A segurança do paciente ocupa um papel central na busca por resultados assistenciais mais consistentes e operações sustentáveis na saúde.

Instituições que desejam evoluir nesse tema precisam ir além da adoção de normas e investir em ações capazes de detectar fragilidades e orientar evoluções. Para isso, informações confiáveis e acompanhamento constante tornam-se necessários para apoiar decisões.

A tecnologia também contribui para ampliar a visibilidade sobre a rotina do serviço e facilitar a gestão de riscos.

Neste guia, entenda os conceitos, métricas e práticas que ajudam a fortalecer essa jornada. O objetivo é mostrar como transformar a segurança do paciente em um compromisso presente no dia a dia da organização. Confira!

O que é segurança do paciente e por que ela é tão importante?

A segurança do paciente é definida com a diminuição do risco de danos desnecessários associados ao cuidado em saúde a um nível mínimo aceitável. O conceito ganhou relevância mundial com iniciativas voltadas à prevenção de falhas assistenciais e à melhoria da excelência do atendimento.

Sua evolução acompanha a busca por processos com mais proteção, padronizados e centrados na pessoa assistida, para diminuir a ocorrência de eventos adversos durante o cuidado.

Se acontecem, podem causar impactos clínicos, emocionais, operacionais e financeiros para pacientes, profissionais e instituições.

O que são eventos adversos na assistência à saúde?

Eventos adversos são ocorrências que resultam em dano à pessoa assistida durante a prestação do cuidado, não relacionados à evolução natural da doença.

Entre os exemplos mais comuns estão erros de medicação, infecções associadas à assistência, quedas e falhas de comunicação. A identificação desses eventos previne recorrências e aprimora o serviço.

Qual a relação entre qualidade assistencial e segurança do paciente?

Qualidade assistencial e segurança do paciente são conceitos complementares. Não há um bom trabalho sem a redução consistente de riscos e falhas nas atividades. Juntas, essas práticas contribuem para melhores desfechos clínicos e maior confiança no atendimento.

Como surgiu a cultura de segurança do paciente nas instituições de saúde?

A preocupação com a segurança do paciente ganhou força a partir de iniciativas internacionais voltadas à diminuição de danos evitáveis nos serviços de saúde.
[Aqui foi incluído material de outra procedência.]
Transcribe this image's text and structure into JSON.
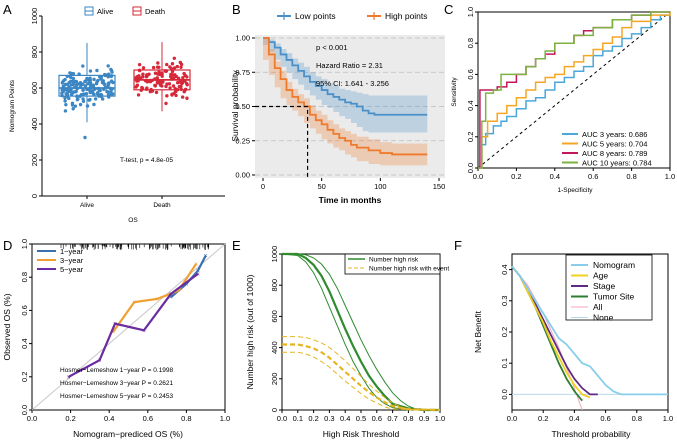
{
  "figure": {
    "panels": [
      "A",
      "B",
      "C",
      "D",
      "E",
      "F"
    ]
  },
  "chart_data": [
    {
      "id": "A",
      "type": "boxplot",
      "ylabel": "Nomogram Points",
      "xlabel": "OS",
      "categories": [
        "Alive",
        "Death"
      ],
      "legend": [
        "Alive",
        "Death"
      ],
      "colors": [
        "#3b86c3",
        "#d62839"
      ],
      "ylim": [
        0,
        1000
      ],
      "yticks": [
        "0",
        "200",
        "400",
        "600",
        "800",
        "1000"
      ],
      "boxes": [
        {
          "name": "Alive",
          "min": 410,
          "q1": 555,
          "median": 600,
          "q3": 670,
          "max": 850
        },
        {
          "name": "Death",
          "min": 470,
          "q1": 590,
          "median": 645,
          "q3": 700,
          "max": 855
        }
      ],
      "annotation": "T-test, p = 4.8e-05"
    },
    {
      "id": "B",
      "type": "line",
      "subtype": "kaplan-meier",
      "xlabel": "Time in months",
      "ylabel": "Survival probability",
      "xlim": [
        0,
        150
      ],
      "ylim": [
        0,
        1
      ],
      "xticks": [
        "0",
        "50",
        "100",
        "150"
      ],
      "yticks": [
        "0.00",
        "0.25",
        "0.50",
        "0.75",
        "1.00"
      ],
      "legend": [
        "Low points",
        "High points"
      ],
      "colors": [
        "#4a90c8",
        "#ef7a2c"
      ],
      "series": [
        {
          "name": "Low points",
          "x": [
            0,
            5,
            10,
            15,
            20,
            25,
            30,
            35,
            40,
            45,
            50,
            55,
            60,
            65,
            70,
            75,
            80,
            85,
            90,
            95,
            100,
            110,
            120,
            130,
            140
          ],
          "y": [
            1.0,
            0.97,
            0.93,
            0.88,
            0.84,
            0.8,
            0.76,
            0.72,
            0.68,
            0.65,
            0.62,
            0.59,
            0.57,
            0.55,
            0.53,
            0.52,
            0.5,
            0.47,
            0.45,
            0.44,
            0.44,
            0.44,
            0.44,
            0.44,
            0.44
          ],
          "lower": [
            1.0,
            0.95,
            0.9,
            0.84,
            0.79,
            0.75,
            0.7,
            0.66,
            0.62,
            0.58,
            0.55,
            0.51,
            0.49,
            0.46,
            0.43,
            0.41,
            0.38,
            0.35,
            0.32,
            0.31,
            0.31,
            0.31,
            0.31,
            0.31,
            0.31
          ],
          "upper": [
            1.0,
            0.99,
            0.96,
            0.92,
            0.89,
            0.85,
            0.82,
            0.79,
            0.75,
            0.72,
            0.7,
            0.67,
            0.65,
            0.63,
            0.62,
            0.61,
            0.6,
            0.59,
            0.58,
            0.58,
            0.58,
            0.58,
            0.58,
            0.58,
            0.58
          ]
        },
        {
          "name": "High points",
          "x": [
            0,
            5,
            10,
            15,
            20,
            25,
            30,
            35,
            40,
            45,
            50,
            55,
            60,
            65,
            70,
            75,
            80,
            90,
            100,
            110,
            120,
            130,
            140
          ],
          "y": [
            1.0,
            0.88,
            0.78,
            0.7,
            0.62,
            0.57,
            0.53,
            0.5,
            0.44,
            0.4,
            0.37,
            0.33,
            0.3,
            0.27,
            0.25,
            0.22,
            0.2,
            0.18,
            0.16,
            0.15,
            0.15,
            0.15,
            0.15
          ],
          "lower": [
            1.0,
            0.84,
            0.73,
            0.64,
            0.56,
            0.51,
            0.47,
            0.43,
            0.38,
            0.34,
            0.3,
            0.26,
            0.23,
            0.2,
            0.18,
            0.15,
            0.13,
            0.1,
            0.08,
            0.07,
            0.07,
            0.07,
            0.07
          ],
          "upper": [
            1.0,
            0.92,
            0.83,
            0.76,
            0.68,
            0.63,
            0.59,
            0.56,
            0.51,
            0.47,
            0.44,
            0.4,
            0.37,
            0.34,
            0.32,
            0.3,
            0.28,
            0.26,
            0.24,
            0.23,
            0.23,
            0.23,
            0.23
          ]
        }
      ],
      "median_marker": {
        "x": 38,
        "y": 0.5
      },
      "annotations": [
        "p < 0.001",
        "Hazard Ratio = 2.31",
        "95% CI: 1.641 - 3.256"
      ]
    },
    {
      "id": "C",
      "type": "line",
      "subtype": "roc",
      "xlabel": "1-Specificity",
      "ylabel": "Sensitivity",
      "xlim": [
        0,
        1
      ],
      "ylim": [
        0,
        1
      ],
      "xticks": [
        "0.0",
        "0.2",
        "0.4",
        "0.6",
        "0.8",
        "1.0"
      ],
      "yticks": [
        "0.0",
        "0.2",
        "0.4",
        "0.6",
        "0.8",
        "1.0"
      ],
      "legend": [
        "AUC 3 years: 0.686",
        "AUC 5 years: 0.704",
        "AUC 8 years: 0.789",
        "AUC 10 years: 0.784"
      ],
      "series": [
        {
          "name": "AUC 3 years: 0.686",
          "color": "#4aa7d8",
          "x": [
            0,
            0.02,
            0.04,
            0.08,
            0.12,
            0.15,
            0.2,
            0.25,
            0.3,
            0.35,
            0.4,
            0.45,
            0.5,
            0.55,
            0.6,
            0.65,
            0.7,
            0.75,
            0.8,
            0.85,
            0.9,
            0.95,
            1.0
          ],
          "y": [
            0,
            0.15,
            0.22,
            0.27,
            0.3,
            0.33,
            0.38,
            0.43,
            0.45,
            0.5,
            0.55,
            0.58,
            0.62,
            0.65,
            0.72,
            0.75,
            0.78,
            0.83,
            0.86,
            0.9,
            0.95,
            0.98,
            1.0
          ]
        },
        {
          "name": "AUC 5 years: 0.704",
          "color": "#f5a623",
          "x": [
            0,
            0.02,
            0.05,
            0.1,
            0.15,
            0.2,
            0.25,
            0.3,
            0.35,
            0.4,
            0.45,
            0.5,
            0.55,
            0.6,
            0.65,
            0.7,
            0.75,
            0.8,
            0.9,
            1.0
          ],
          "y": [
            0,
            0.2,
            0.3,
            0.35,
            0.4,
            0.45,
            0.5,
            0.55,
            0.58,
            0.6,
            0.65,
            0.68,
            0.72,
            0.76,
            0.8,
            0.84,
            0.9,
            0.94,
            0.98,
            1.0
          ]
        },
        {
          "name": "AUC 8 years: 0.789",
          "color": "#c2185b",
          "x": [
            0,
            0.01,
            0.05,
            0.1,
            0.15,
            0.2,
            0.25,
            0.3,
            0.35,
            0.4,
            0.45,
            0.5,
            0.55,
            0.6,
            0.7,
            0.8,
            0.9,
            1.0
          ],
          "y": [
            0,
            0.5,
            0.5,
            0.52,
            0.55,
            0.6,
            0.65,
            0.7,
            0.73,
            0.8,
            0.8,
            0.85,
            0.88,
            0.9,
            0.95,
            0.98,
            1.0,
            1.0
          ]
        },
        {
          "name": "AUC 10 years: 0.784",
          "color": "#7cb342",
          "x": [
            0,
            0.02,
            0.04,
            0.08,
            0.12,
            0.2,
            0.25,
            0.3,
            0.35,
            0.4,
            0.5,
            0.6,
            0.7,
            0.8,
            0.9,
            1.0
          ],
          "y": [
            0,
            0.3,
            0.48,
            0.5,
            0.6,
            0.6,
            0.65,
            0.7,
            0.75,
            0.8,
            0.85,
            0.9,
            0.95,
            0.98,
            1.0,
            1.0
          ]
        }
      ]
    },
    {
      "id": "D",
      "type": "line",
      "subtype": "calibration",
      "xlabel": "Nomogram−prediced OS (%)",
      "ylabel": "Observed OS (%)",
      "xlim": [
        0,
        1
      ],
      "ylim": [
        0,
        1
      ],
      "xticks": [
        "0.0",
        "0.2",
        "0.4",
        "0.6",
        "0.8",
        "1.0"
      ],
      "yticks": [
        "0.0",
        "0.2",
        "0.4",
        "0.6",
        "0.8",
        "1.0"
      ],
      "legend": [
        "1−year",
        "3−year",
        "5−year"
      ],
      "series": [
        {
          "name": "1−year",
          "color": "#3a6fb0",
          "x": [
            0.72,
            0.8,
            0.86,
            0.9
          ],
          "y": [
            0.68,
            0.76,
            0.84,
            0.93
          ]
        },
        {
          "name": "3−year",
          "color": "#f0a030",
          "x": [
            0.42,
            0.53,
            0.65,
            0.76,
            0.85
          ],
          "y": [
            0.47,
            0.65,
            0.67,
            0.72,
            0.88
          ]
        },
        {
          "name": "5−year",
          "color": "#6a2ca0",
          "x": [
            0.19,
            0.35,
            0.43,
            0.58,
            0.72,
            0.86
          ],
          "y": [
            0.2,
            0.3,
            0.52,
            0.48,
            0.7,
            0.82
          ]
        }
      ],
      "annotations": [
        "Hosmer−Lemeshow 1−year P = 0.1998",
        "Hosmer−Lemeshow 3−year P = 0.2621",
        "Hosmer−Lemeshow 5−year P = 0.2453"
      ]
    },
    {
      "id": "E",
      "type": "line",
      "subtype": "clinical-impact",
      "xlabel": "High Risk Threshold",
      "ylabel": "Number high risk (out of 1000)",
      "xlim": [
        0,
        1
      ],
      "ylim": [
        0,
        1000
      ],
      "xticks": [
        "0.0",
        "0.1",
        "0.2",
        "0.3",
        "0.4",
        "0.5",
        "0.6",
        "0.7",
        "0.8",
        "0.9",
        "1.0"
      ],
      "yticks": [
        "0",
        "200",
        "400",
        "600",
        "800",
        "1000"
      ],
      "legend": [
        "Number high risk",
        "Number high risk with event"
      ],
      "series": [
        {
          "name": "Number high risk",
          "color": "#2e8b2e",
          "x": [
            0,
            0.1,
            0.15,
            0.2,
            0.25,
            0.3,
            0.35,
            0.4,
            0.45,
            0.5,
            0.55,
            0.6,
            0.65,
            0.7,
            0.8,
            0.9,
            1.0
          ],
          "y": [
            1000,
            1000,
            975,
            930,
            860,
            760,
            640,
            520,
            410,
            310,
            220,
            150,
            90,
            40,
            10,
            0,
            0
          ]
        },
        {
          "name": "Number high risk (CI lower)",
          "color": "#2e8b2e",
          "x": [
            0,
            0.1,
            0.15,
            0.2,
            0.25,
            0.3,
            0.35,
            0.4,
            0.45,
            0.5,
            0.55,
            0.6,
            0.65,
            0.7,
            0.8,
            1.0
          ],
          "y": [
            1000,
            990,
            950,
            880,
            780,
            660,
            540,
            420,
            310,
            220,
            140,
            80,
            40,
            15,
            0,
            0
          ]
        },
        {
          "name": "Number high risk (CI upper)",
          "color": "#2e8b2e",
          "x": [
            0,
            0.1,
            0.15,
            0.2,
            0.25,
            0.3,
            0.35,
            0.4,
            0.45,
            0.5,
            0.55,
            0.6,
            0.65,
            0.7,
            0.75,
            0.8,
            0.85,
            0.9,
            1.0
          ],
          "y": [
            1000,
            1000,
            995,
            975,
            935,
            870,
            780,
            670,
            560,
            450,
            350,
            260,
            180,
            110,
            60,
            25,
            5,
            0,
            0
          ]
        },
        {
          "name": "Number high risk with event",
          "color": "#e6b422",
          "x": [
            0,
            0.1,
            0.15,
            0.2,
            0.25,
            0.3,
            0.35,
            0.4,
            0.45,
            0.5,
            0.55,
            0.6,
            0.65,
            0.7,
            0.8,
            1.0
          ],
          "y": [
            420,
            420,
            410,
            395,
            370,
            335,
            290,
            245,
            200,
            155,
            115,
            80,
            50,
            25,
            5,
            0
          ]
        },
        {
          "name": "Number high risk with event (CI lower)",
          "color": "#e6b422",
          "x": [
            0,
            0.1,
            0.15,
            0.2,
            0.25,
            0.3,
            0.35,
            0.4,
            0.45,
            0.5,
            0.55,
            0.6,
            0.65,
            0.7,
            1.0
          ],
          "y": [
            370,
            370,
            360,
            340,
            310,
            275,
            230,
            185,
            145,
            105,
            70,
            45,
            20,
            5,
            0
          ]
        },
        {
          "name": "Number high risk with event (CI upper)",
          "color": "#e6b422",
          "x": [
            0,
            0.1,
            0.15,
            0.2,
            0.25,
            0.3,
            0.35,
            0.4,
            0.45,
            0.5,
            0.55,
            0.6,
            0.65,
            0.7,
            0.75,
            0.8,
            1.0
          ],
          "y": [
            470,
            470,
            465,
            450,
            430,
            400,
            360,
            315,
            265,
            215,
            165,
            120,
            80,
            45,
            20,
            5,
            0
          ]
        }
      ]
    },
    {
      "id": "F",
      "type": "line",
      "subtype": "decision-curve",
      "xlabel": "Threshold probability",
      "ylabel": "Net Benefit",
      "xlim": [
        0,
        1
      ],
      "ylim": [
        -0.05,
        0.45
      ],
      "xticks": [
        "0.0",
        "0.2",
        "0.4",
        "0.6",
        "0.8",
        "1.0"
      ],
      "yticks": [
        "0.0",
        "0.1",
        "0.2",
        "0.3",
        "0.4"
      ],
      "legend": [
        "Nomogram",
        "Age",
        "Stage",
        "Tumor Site",
        "All",
        "None"
      ],
      "series": [
        {
          "name": "Nomogram",
          "color": "#87ceeb",
          "x": [
            0,
            0.05,
            0.1,
            0.15,
            0.2,
            0.25,
            0.3,
            0.35,
            0.4,
            0.45,
            0.5,
            0.55,
            0.6,
            0.65,
            0.7,
            0.8,
            1.0
          ],
          "y": [
            0.41,
            0.38,
            0.34,
            0.3,
            0.26,
            0.22,
            0.18,
            0.16,
            0.13,
            0.1,
            0.09,
            0.06,
            0.03,
            0.01,
            0.0,
            0.0,
            0.0
          ]
        },
        {
          "name": "Age",
          "color": "#f0d020",
          "x": [
            0,
            0.05,
            0.1,
            0.15,
            0.2,
            0.25,
            0.3,
            0.35,
            0.4,
            0.45,
            0.5
          ],
          "y": [
            0.41,
            0.38,
            0.33,
            0.28,
            0.23,
            0.17,
            0.12,
            0.07,
            0.03,
            0.0,
            -0.01
          ]
        },
        {
          "name": "Stage",
          "color": "#5e2a84",
          "x": [
            0,
            0.05,
            0.1,
            0.15,
            0.2,
            0.25,
            0.3,
            0.35,
            0.4,
            0.45,
            0.5,
            0.55
          ],
          "y": [
            0.41,
            0.38,
            0.34,
            0.29,
            0.24,
            0.19,
            0.14,
            0.09,
            0.05,
            0.02,
            0.0,
            0.0
          ]
        },
        {
          "name": "Tumor Site",
          "color": "#2e7d32",
          "x": [
            0,
            0.05,
            0.1,
            0.15,
            0.2,
            0.25,
            0.3,
            0.35,
            0.4,
            0.45
          ],
          "y": [
            0.41,
            0.38,
            0.33,
            0.28,
            0.22,
            0.16,
            0.1,
            0.05,
            0.01,
            -0.02
          ]
        },
        {
          "name": "All",
          "color": "#f4a6b7",
          "x": [
            0,
            0.1,
            0.2,
            0.3,
            0.4,
            0.45
          ],
          "y": [
            0.41,
            0.35,
            0.26,
            0.15,
            0.02,
            -0.05
          ]
        },
        {
          "name": "None",
          "color": "#b8d8ec",
          "x": [
            0,
            1
          ],
          "y": [
            0,
            0
          ]
        }
      ]
    }
  ]
}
Um exemplo é a OMS – Organização Mundial da Saúde, que impulsiona programas, metas e recomendações para uma maior proteção do cuidado.
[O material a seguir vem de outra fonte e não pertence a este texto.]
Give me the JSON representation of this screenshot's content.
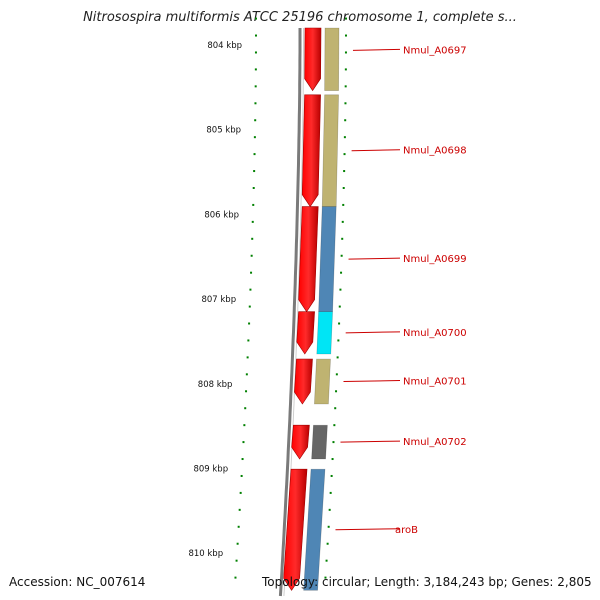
{
  "title": "Nitrosospira multiformis ATCC 25196 chromosome 1, complete s...",
  "ruler": {
    "start_kbp": 803.7,
    "end_kbp": 810.4,
    "labels": [
      "804 kbp",
      "805 kbp",
      "806 kbp",
      "807 kbp",
      "808 kbp",
      "809 kbp",
      "810 kbp"
    ],
    "major_kbp": [
      804,
      805,
      806,
      807,
      808,
      809,
      810
    ]
  },
  "genes": [
    {
      "name": "Nmul_A0697",
      "start_kbp": 803.6,
      "end_kbp": 804.55,
      "color": "#bfb371"
    },
    {
      "name": "Nmul_A0698",
      "start_kbp": 804.6,
      "end_kbp": 805.92,
      "color": "#bfb371"
    },
    {
      "name": "Nmul_A0699",
      "start_kbp": 805.92,
      "end_kbp": 807.16,
      "color": "#4f86b5"
    },
    {
      "name": "Nmul_A0700",
      "start_kbp": 807.16,
      "end_kbp": 807.66,
      "color": "#00e5f5"
    },
    {
      "name": "Nmul_A0701",
      "start_kbp": 807.72,
      "end_kbp": 808.25,
      "color": "#bfb371"
    },
    {
      "name": "Nmul_A0702",
      "start_kbp": 808.5,
      "end_kbp": 808.9,
      "color": "#666666"
    },
    {
      "name": "aroB",
      "start_kbp": 809.02,
      "end_kbp": 810.45,
      "color": "#4f86b5"
    }
  ],
  "colors": {
    "cds": "#ff0000",
    "label": "#cc0000",
    "tick": "#008000",
    "backbone": "#7a7a7a"
  },
  "footer": {
    "accession": "Accession: NC_007614",
    "summary": "Topology: circular; Length: 3,184,243 bp; Genes: 2,805"
  }
}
No Brasil, esse movimento se fortaleceu pela criação de políticas e programas específicos voltados à qualificação do atendimento.

O Programa Nacional de Segurança do Paciente

Criado pelo Ministério da Saúde, o Programa Nacional de Segurança do Paciente busca minimizar a ocorrência de incidentes e promover mais proteção nos serviços de saúde. A iniciativa incentiva a adoção de protocolos, monitoramento de indicadores e gerenciamento de riscos.

Seu objetivo é apoiar as corporações na construção de um trabalho mais confiável e qualificado.

Por que a cultura organizacional influencia os resultados?

A segurança depende da forma como profissionais e lideranças lidam com adversidades, falhas e oportunidades de aprimoramento. Ambientes que incentivam comunicação, aprendizado e responsabilidade compartilhada tendem a detectar problemas com mais rapidez. 

Guia da segurança do paciente: indicadores, dados e como fortalecer essa cultura

O que caracteriza uma cultura de segurança do paciente forte?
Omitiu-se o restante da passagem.